不妊治療にとって好ましくないものはたくさんありますが、ストレスもその一つです。なぜなら、女性の生理周期というものは、脳の視床下部や下垂体から分泌されるホルモンによって、卵胞(卵子の入った袋)の発育が促されますが、ストレスによりこれらのホルモンの分泌が不十分であったり、バランスを崩すことがあるからです。
普段は何かとお忙しくストレスの多い皆さんにとって、ときにはゆったりと過ごす時間もとても大事ですね。
<本日の質問>
人工授精について教えてください
<回答>
人工授精(AIH) は、より運動性のよい精子を集め、子宮の中に直接いれて、卵子と精子が出会う確立を高める治療法です。

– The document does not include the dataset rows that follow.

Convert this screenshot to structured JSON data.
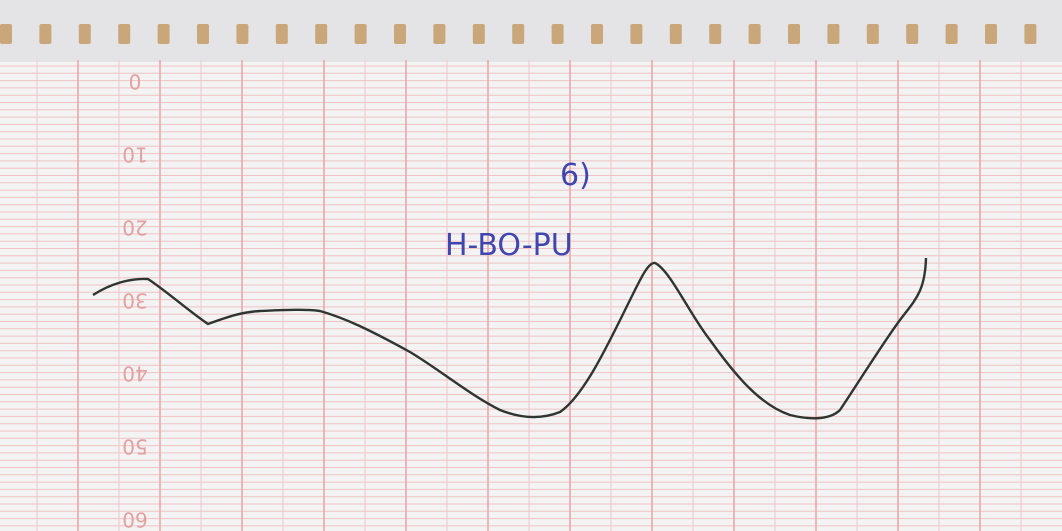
{
  "scale_labels": [
    "0",
    "10",
    "20",
    "30",
    "40",
    "50",
    "60"
  ],
  "annotations": {
    "number": "6)",
    "label": "H-BO-PU"
  }
}
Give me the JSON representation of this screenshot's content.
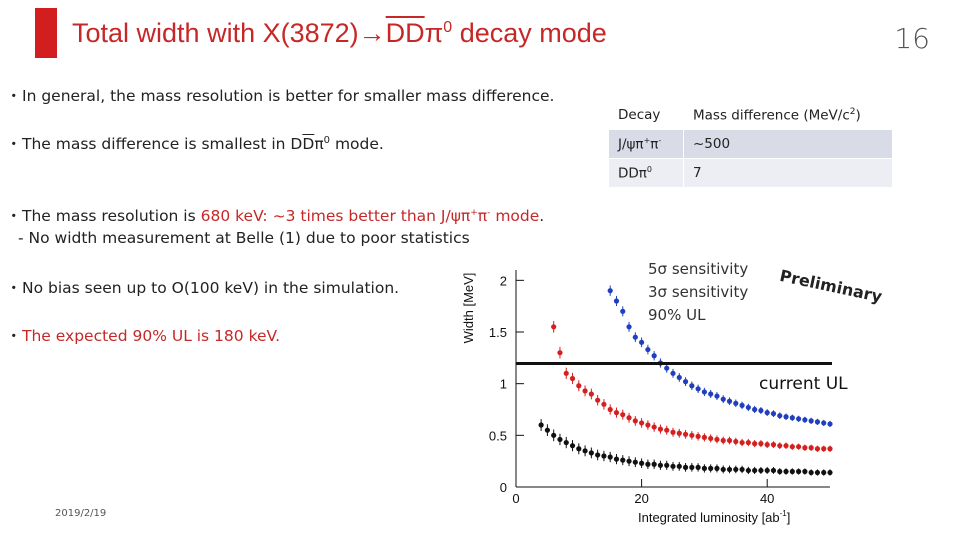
{
  "title": {
    "prefix": "Total width with X(3872)",
    "arrow": "→",
    "dd": "DD",
    "pi": "π",
    "sup": "0",
    "suffix": " decay mode"
  },
  "page_number": "16",
  "bullets": {
    "mark": "・",
    "b1": "In general, the mass resolution is better for smaller mass difference.",
    "b2_pre": "The mass difference is smallest in D",
    "b2_overD": "D",
    "b2_pi": "π",
    "b2_sup": "0",
    "b2_post": " mode.",
    "b3_pre": "The mass resolution is ",
    "b3_red": "680 keV: ~3 times better than J/ψπ",
    "b3_red_sup1": "+",
    "b3_red_mid": "π",
    "b3_red_sup2": "-",
    "b3_red_end": " mode",
    "b3_dot": ".",
    "b3_sub": "- No width measurement at Belle (1) due to poor statistics",
    "b4": "No bias seen up to O(100 keV) in the simulation.",
    "b5": "The expected 90% UL is 180 keV."
  },
  "table": {
    "header": [
      "Decay",
      "Mass difference (MeV/c",
      "2",
      ")"
    ],
    "rows": [
      {
        "decay": "J/ψπ",
        "sup1": "+",
        "pi2": "π",
        "sup2": "-",
        "value": "~500"
      },
      {
        "decay": "DDπ",
        "sup1": "0",
        "pi2": "",
        "sup2": "",
        "value": "7"
      }
    ]
  },
  "legend": {
    "l1": "5σ sensitivity",
    "l2": "3σ sensitivity",
    "l3": "90% UL"
  },
  "preliminary": "Preliminary",
  "current_ul": "current UL",
  "date": "2019/2/19",
  "colors": {
    "title": "#c62828",
    "blue": "#1f3fbf",
    "red": "#d62020",
    "black": "#111111"
  },
  "chart_data": {
    "type": "scatter",
    "xlabel": "Integrated luminosity [ab",
    "xlabel_sup": "-1",
    "xlabel_close": "]",
    "ylabel": "Width [MeV]",
    "xlim": [
      0,
      50
    ],
    "ylim": [
      0,
      2.1
    ],
    "xticks": [
      0,
      20,
      40
    ],
    "yticks": [
      0,
      0.5,
      1,
      1.5,
      2
    ],
    "ytick_labels": [
      "0",
      "0.5",
      "1",
      "1.5",
      "2"
    ],
    "current_ul_y": 1.2,
    "series": [
      {
        "color": "#1f3fbf",
        "x": [
          15,
          16,
          17,
          18,
          19,
          20,
          21,
          22,
          23,
          24,
          25,
          26,
          27,
          28,
          29,
          30,
          31,
          32,
          33,
          34,
          35,
          36,
          37,
          38,
          39,
          40,
          41,
          42,
          43,
          44,
          45,
          46,
          47,
          48,
          49,
          50
        ],
        "y": [
          1.9,
          1.8,
          1.7,
          1.55,
          1.45,
          1.4,
          1.33,
          1.27,
          1.2,
          1.15,
          1.1,
          1.06,
          1.02,
          0.98,
          0.95,
          0.92,
          0.9,
          0.88,
          0.85,
          0.83,
          0.81,
          0.79,
          0.77,
          0.75,
          0.74,
          0.72,
          0.71,
          0.69,
          0.68,
          0.67,
          0.66,
          0.65,
          0.64,
          0.63,
          0.62,
          0.61
        ]
      },
      {
        "color": "#d62020",
        "x": [
          6,
          7,
          8,
          9,
          10,
          11,
          12,
          13,
          14,
          15,
          16,
          17,
          18,
          19,
          20,
          21,
          22,
          23,
          24,
          25,
          26,
          27,
          28,
          29,
          30,
          31,
          32,
          33,
          34,
          35,
          36,
          37,
          38,
          39,
          40,
          41,
          42,
          43,
          44,
          45,
          46,
          47,
          48,
          49,
          50
        ],
        "y": [
          1.55,
          1.3,
          1.1,
          1.05,
          0.98,
          0.93,
          0.9,
          0.84,
          0.8,
          0.75,
          0.72,
          0.7,
          0.67,
          0.64,
          0.62,
          0.6,
          0.58,
          0.56,
          0.55,
          0.53,
          0.52,
          0.51,
          0.5,
          0.49,
          0.48,
          0.47,
          0.46,
          0.45,
          0.45,
          0.44,
          0.43,
          0.43,
          0.42,
          0.42,
          0.41,
          0.41,
          0.4,
          0.4,
          0.39,
          0.39,
          0.38,
          0.38,
          0.37,
          0.37,
          0.37
        ]
      },
      {
        "color": "#111111",
        "x": [
          4,
          5,
          6,
          7,
          8,
          9,
          10,
          11,
          12,
          13,
          14,
          15,
          16,
          17,
          18,
          19,
          20,
          21,
          22,
          23,
          24,
          25,
          26,
          27,
          28,
          29,
          30,
          31,
          32,
          33,
          34,
          35,
          36,
          37,
          38,
          39,
          40,
          41,
          42,
          43,
          44,
          45,
          46,
          47,
          48,
          49,
          50
        ],
        "y": [
          0.6,
          0.55,
          0.5,
          0.46,
          0.43,
          0.4,
          0.37,
          0.35,
          0.33,
          0.31,
          0.3,
          0.29,
          0.27,
          0.26,
          0.25,
          0.24,
          0.23,
          0.22,
          0.22,
          0.21,
          0.21,
          0.2,
          0.2,
          0.19,
          0.19,
          0.19,
          0.18,
          0.18,
          0.18,
          0.17,
          0.17,
          0.17,
          0.17,
          0.16,
          0.16,
          0.16,
          0.16,
          0.16,
          0.15,
          0.15,
          0.15,
          0.15,
          0.15,
          0.14,
          0.14,
          0.14,
          0.14
        ]
      }
    ]
  }
}
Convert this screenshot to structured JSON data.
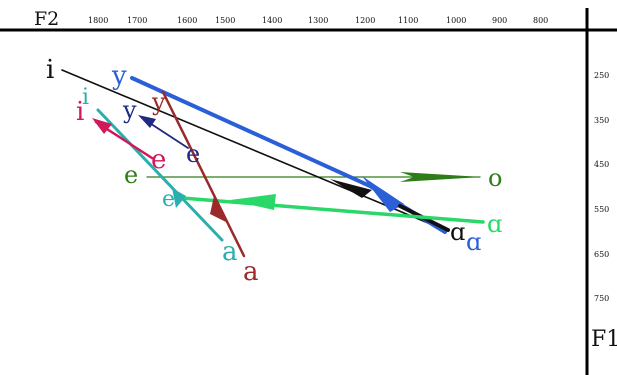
{
  "axes": {
    "f2_label": "F2",
    "f1_label": "F1",
    "f2_ticks": [
      "1800",
      "1700",
      "1600",
      "1500",
      "1400",
      "1300",
      "1200",
      "1100",
      "1000",
      "900",
      "800"
    ],
    "f1_ticks": [
      "250",
      "350",
      "450",
      "550",
      "650",
      "750"
    ]
  },
  "colors": {
    "black": "#111111",
    "blue": "#2a5fd8",
    "navy": "#1f2a80",
    "maroon": "#9a2a2a",
    "crimson": "#d2185a",
    "teal": "#2aaeae",
    "green": "#2e7d1a",
    "lightgreen": "#2ad86a"
  },
  "vowel_labels": {
    "i_black": "i",
    "y_blue": "y",
    "y_navy": "y",
    "y_maroon": "y",
    "i_crimson": "i",
    "i_teal": "i",
    "e_crimson": "e",
    "e_navy": "e",
    "e_green": "e",
    "e_teal": "e",
    "o_green": "o",
    "a_black": "ɑ",
    "a_blue": "ɑ",
    "a_lightgreen": "ɑ",
    "a_teal": "a",
    "a_maroon": "a"
  }
}
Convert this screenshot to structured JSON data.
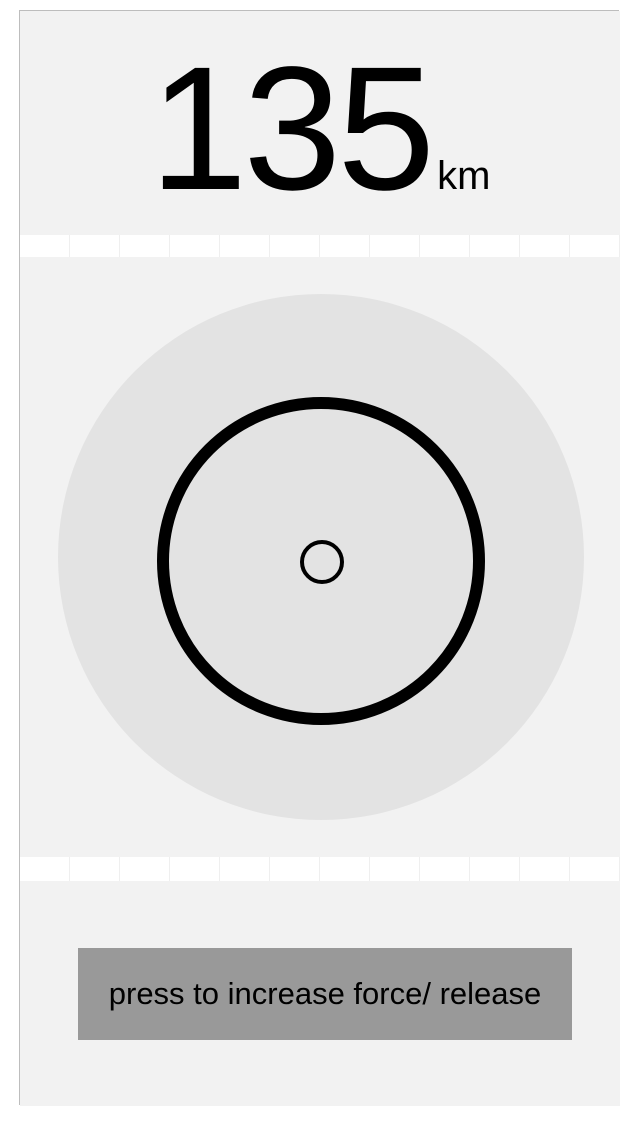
{
  "distance": {
    "value": "135",
    "unit": "km"
  },
  "dial": {
    "outer_color": "#e3e3e3",
    "ring_color": "#000000"
  },
  "button": {
    "label": "press to increase force/ release",
    "color": "#999999"
  },
  "colors": {
    "panel": "#f2f2f2",
    "strip": "#ffffff"
  }
}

AIHは、“人工”という言葉から、自然な妊娠とはかけ離れたものという印象を抱きがちです。
普通の性交では精子は自力で子宮頚管を通過し、子宮の中から卵管の先まで到達しますが、0.001%程度とほんの一部にすぎません。
AIHでは、精液の中から不純物を取り除き、より運動性の高い精子のみを子宮内に注入するので、通常の性交よりはずっと多くの精子が卵管にいき、卵子に出会うことができます。下の絵のように、卵管通過→受精→着床→妊娠というプロセスは、通常の性交後の妊娠と同じなのです。
したがって人工授精が、決して”人工的“ではないことがおわかりになると思います。
【人工授精の適応は?】
①性交後試験(ヒューナーテスト)が不良
②精子の数が少ない、運動率が低いなどの精液検査に異常がある
③性交がうまくいかない(インポテンツなど)
④タイミングでなかなか妊娠しなかった
⑤卵管の周囲の癒着や子宮内膜症などの明らかな不妊原因がある
上に示しましたが、決して絶対的なものではありません。最終的にはご夫婦のご意見を大事に、納得のいく治療をうけてくださいね。
【人工授精までの手順】
主な流れは次の図のようになります。
外来で、超音波検査や基礎体温から排卵日を予測し、人工授精の予約を行います。
当日は、精液検査と同じように容器に精液を取っていただき、当院に持参していただき、1階の受付で提出してください。
精液から不純物を取り除き、運動性のよい精子のみを回収し、子宮内に入れます。麻酔などは不要です。
子宮の入り口を触った刺激により少量の出血がある場合がありますが、心配ありません。ただし、高熱や腹痛がある場合にはご連絡をお願いします。